Wednesday, February 21, 2007

Celebrating the river

Celebrating the river
The Hindu

Bangalore is home to many language streams that all flow into the same river

I'm stocking up on pre-bandh vegetables at my usual vendor when a grey-haired man appears by my side. The vendor and her teenaged children greet him with the warmth reserved for a family friend whom one hasn't seen in a while. "Lost your way?" asks the woman. "Did you reach here by mistake?" Going by the conversation, he's an old neighbour who had moved away. They exchange news of their families and there is talk of a house he has rented.

"The landlords are Malayalis, aren't they?" asks the daughter.

"No, they are Kannadigas," he insists, suggesting that they have been here long enough to earn that tag. The subject of the bandh comes up and the daughter teases "uncle" about his "different" Kannada accent.

"That is how people in my ooru speak Kannada," uncle says.

Which village is that? They want to know.

"Vaniambady," he replies.

"That's in Tamil Nadu," the vendor cries and her children laugh raucously. I wag my finger at her in a stop-being-naughty manner and leave them to their affectionate ribbing.

This is not the first time that I've heard ordinary people joke about their differences. Every time the city prepares for mass tension caused by conflict over language or community, I overhear someone from the dominant side pull the leg of a comrade who might be feeling defensive about who he is. I think it's a subtle way of including the other, of reassuring him that this is his home.

Bangalore is home to many language streams that all flow into the same river. They intermingle, and the colour of one runs into the other, so that no stream looks the same as it did when it originated. Just as there is a Bangalore Kannada (peppered with English and Urdu) which is distinct from that spoken in any other part of the State, there are Bangalore versions of other languages, Tamil included. The generation of older migrants (like the uncle in the vendor story) might have funny accents when speaking Kannada but their children, who are first generation Bangaloreans, are native speakers of the language and their accents are hilarious only when they speak their mother tongue!

Most of the time, in this city, we cannot make out the mother-tongue of the man on the street. Some years ago I overheard a young man sitting behind me in the bus excitedly describing to his friend a traffic accident he had seen. His Kannada was rapid-fire and I noticed that his speech was exploding with sharp, onomatopoeic expressions: surrrr, taka-taka-taka-taka, damarrr, zwy-yn zwy-yn, and many others that are impossible to transcribe. Well, I didn't need to be much of a linguist to figure that one out. And I didn't have to wait long for my guess to be confirmed. A few minutes later the speaker's friend spoke a couple of sentences in Tamil. Putting on my Sherlock Holmes cap, what I could deduce was this: the speaker was Tamil but spoke in Kannada because his friend was a Kannadiga.

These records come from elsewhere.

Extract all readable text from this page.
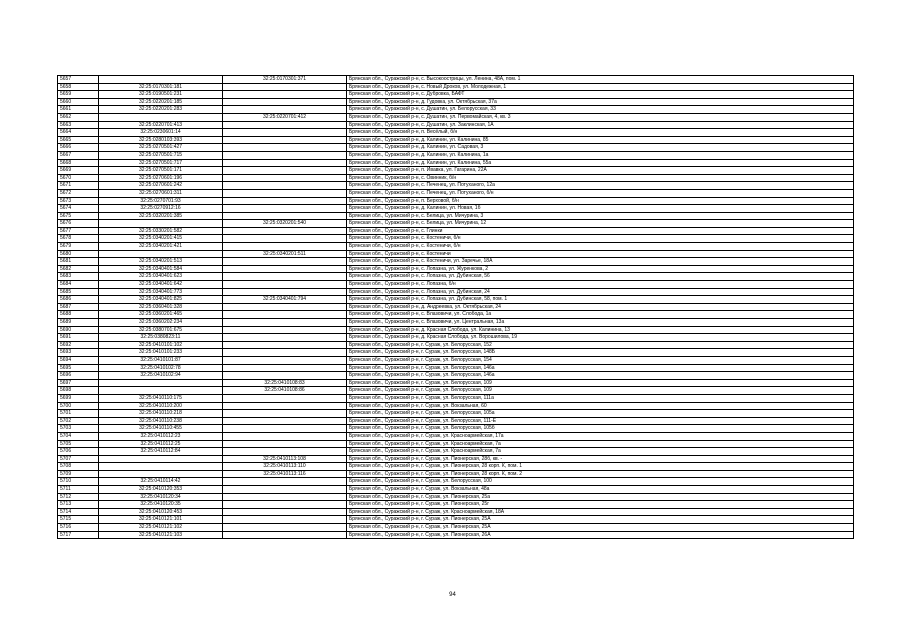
5657		32:25:0170301:371	Брянская обл., Суражский р-н, с. Высокоострицы, ул. Ленина, 48А, пом. 1
5658	32:25:0170301:181		Брянская обл., Суражский р-н, с. Новый Дроков, ул. Молодежная, 1
5659	32:25:0190501:231		Брянская обл., Суражский р-н, с. Дубровка, БАФТ
5660	32:25:0220201:185		Брянская обл., Суражский р-н, д. Гудовка, ул. Октябрьская, 37а
5661	32:25:0220201:283		Брянская обл., Суражский р-н, с. Душатин, ул. Белорусская, 33
5662		32:25:0220701:412	Брянская обл., Суражский р-н, с. Душатин, ул. Первомайская, 4, кв. 3
5663	32:25:0220701:413		Брянская обл., Суражский р-н, с. Душатин, ул. Заклинская, 1А
5664	32:25:0230601:14		Брянская обл., Суражский р-н, п. Весёлый, б/н
5665	32:25:0280103:393		Брянская обл., Суражский р-н, д. Калинин, ул. Калинина, 85
5666	32:25:0270501:427		Брянская обл., Суражский р-н, д. Калинин, ул. Садовая, 3
5667	32:25:0270501:715		Брянская обл., Суражский р-н, д. Калинин, ул. Калинина, 1а
5668	32:25:0270501:717		Брянская обл., Суражский р-н, д. Калинин, ул. Калинина, 55а
5669	32:25:0270501:171		Брянская обл., Суражский р-н, п. Ивавка, ул. Гагарина, 22А
5670	32:25:0270601:196		Брянская обл., Суражский р-н, с. Овинник, б/н
5671	32:25:0270601:242		Брянская обл., Суражский р-н, с. Печенец, ул. Потуханого, 12а
5672	32:25:0270601:311		Брянская обл., Суражский р-н, с. Печенец, ул. Потуханого, б/н
5673	32:25:0270701:93		Брянская обл., Суражский р-н, п. Берховой, б/н
5674	32:25:0270912:16		Брянская обл., Суражский р-н, д. Калинин, ул. Новая, 1б
5675	32:25:0320201:385		Брянская обл., Суражский р-н, с. Белица, ул. Мичурина, 3
5676		32:25:0320201:540	Брянская обл., Суражский р-н, с. Белица, ул. Мичурина, 12
5677	32:25:0330201:582		Брянская обл., Суражский р-н, с. Глинки
5678	32:25:0340201:415		Брянская обл., Суражский р-н, с. Костеничи, б/н
5679	32:25:0340201:421		Брянская обл., Суражский р-н, с. Костеничи, б/н
5680		32:25:0340201:511	Брянская обл., Суражский р-н, с. Костеничи
5681	32:25:0340201:513		Брянская обл., Суражский р-н, с. Костеничи, ул. Заречье, 18А
5682	32:25:0340401:584		Брянская обл., Суражский р-н, с. Лопазна, ул. Журенкова, 2
5683	32:25:0340401:623		Брянская обл., Суражский р-н, с. Лопазна, ул. Дубинская, 56
5684	32:25:0340401:642		Брянская обл., Суражский р-н, с. Лопазна, б/н
5685	32:25:0340401:773		Брянская обл., Суражский р-н, с. Лопазна, ул. Дубинская, 24
5686	32:25:0340401:825	32:25:0340401:794	Брянская обл., Суражский р-н, с. Лопазна, ул. Дубинская, 58, пом. 1
5687	32:25:0360401:328		Брянская обл., Суражский р-н, д. Андреевка, ул. Октябрьская, 24
5688	32:25:0360201:465		Брянская обл., Суражский р-н, с. Влазовичи, ул. Слобода, 1а
5689	32:25:0360202:234		Брянская обл., Суражский р-н, с. Влазовичи, ул. Центральная, 13а
5690	32:25:0380701:675		Брянская обл., Суражский р-н, д. Красная Слобода, ул. Калинина, 13
5691	32:25:0380823:11		Брянская обл., Суражский р-н, д. Красная Слобода, ул. Ворошилова, 19
5692	32:25:0410101:102		Брянская обл., Суражский р-н, г. Сураж, ул. Белорусская, 152
5693	32:25:0410101:233		Брянская обл., Суражский р-н, г. Сураж, ул. Белорусская, 148Б
5694	32:25:0410101:87		Брянская обл., Суражский р-н, г. Сураж, ул. Белорусская, 154
5695	32:25:0410102:78		Брянская обл., Суражский р-н, г. Сураж, ул. Белорусская, 146а
5696	32:25:0410102:94		Брянская обл., Суражский р-н, г. Сураж, ул. Белорусская, 146а
5697		32:25:0410108:83	Брянская обл., Суражский р-н, г. Сураж, ул. Белорусская, 109
5698		32:25:0410108:86	Брянская обл., Суражский р-н, г. Сураж, ул. Белорусская, 109
5699	32:25:0410110:175		Брянская обл., Суражский р-н, г. Сураж, ул. Белорусская, 111а
5700	32:25:0410110:200		Брянская обл., Суражский р-н, г. Сураж, ул. Вокзальная, 60
5701	32:25:0410110:218		Брянская обл., Суражский р-н, г. Сураж, ул. Белорусская, 105а
5702	32:25:0410110:238		Брянская обл., Суражский р-н, г. Сураж, ул. Белорусская, 111-Е
5703	32:25:0410110:455		Брянская обл., Суражский р-н, г. Сураж, ул. Белорусская, 105б
5704	32:25:0410112:23		Брянская обл., Суражский р-н, г. Сураж, ул. Красноармейская, 17а
5705	32:25:0410112:25		Брянская обл., Суражский р-н, г. Сураж, ул. Красноармейская, 7а
5706	32:25:0410112:84		Брянская обл., Суражский р-н, г. Сураж, ул. Красноармейская, 7а
5707		32:25:0410113:108	Брянская обл., Суражский р-н, г. Сураж, ул. Пионерская, 28б, кв. -
5708		32:25:0410113:110	Брянская обл., Суражский р-н, г. Сураж, ул. Пионерская, 28 корп. К, пом. 1
5709		32:25:0410113:116	Брянская обл., Суражский р-н, г. Сураж, ул. Пионерская, 28 корп. К, пом. 2
5710	32:25:0410114:42		Брянская обл., Суражский р-н, г. Сураж, ул. Белорусская, 100
5711	32:25:0410120:353		Брянская обл., Суражский р-н, г. Сураж, ул. Вокзальная, 48а
5712	32:25:0410120:34		Брянская обл., Суражский р-н, г. Сураж, ул. Пионерская, 25а
5713	32:25:0410120:35		Брянская обл., Суражский р-н, г. Сураж, ул. Пионерская, 25г
5714	32:25:0410120:453		Брянская обл., Суражский р-н, г. Сураж, ул. Красноармейская, 18А
5715	32:25:0410121:101		Брянская обл., Суражский р-н, г. Сураж, ул. Пионерская, 25А
5716	32:25:0410121:102		Брянская обл., Суражский р-н, г. Сураж, ул. Пионерская, 25А
5717	32:25:0410121:103		Брянская обл., Суражский р-н, г. Сураж, ул. Пионерская, 26А
94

And his friend uttered a Tamil sentence or two because that's what we normally do — we try and speak to our friends in the language that comes easiest to them.

That's what we normally do. But abnormal situations provoke abnormal reactions. Politics determines what language you speak or do not. Teasing turns to taunting and a joke into a jibe. The xerox of Dr Rakjumar's picture starts appearing once again on the windows of white cabs and outside malls and mega stores. The red-and-yellow flag outside the glass-walled corporate office begs, "Don't stone me, please." A theatre stops playing a movie because although it's a Hindi film its director is Tamil. And someone automatically crosses out the word "Tamil" written on a wall in capital letters and substitutes it with the word "Kannada", which now makes no sense because the graffiti is about Tamil Eelam, and who ever heard of Kannada Eelam?

Abnormal situations provoke abnormal — and absurd — reactions. When the air is charged with hostility we become hypersensitive to our fellow citizen's social identity and judge his views accordingly. I entered into a conversation with an autodriver on the Saturday before the bandh, when people took out the first procession against the decision on the Cauvery. The driver spoke about the struggle in a balanced fashion. "People might protest," he said, "but there is no use because once the court has decided we cannot do anything about it. We must follow what the tribunal has lain down. The bandh won't make a difference except to the daily earnings of people like me." Then I stole a glance at his identity pasted on the board behind his seat. It stated that he was a Raju from Benson Town. I immediately put name and locality together and drew my own conclusions. Earlier, I had found his stand reasonable, but now I suspected he might be biased.

And that, my multi-coloured friends, is how slime enters the stream and the river gains an ugly hue. Call me an old romantic but I have faith in the river. I think it can heal itself, rid itself of transient stains. Let's celebrate its vigour and hope it remains unsullied forever.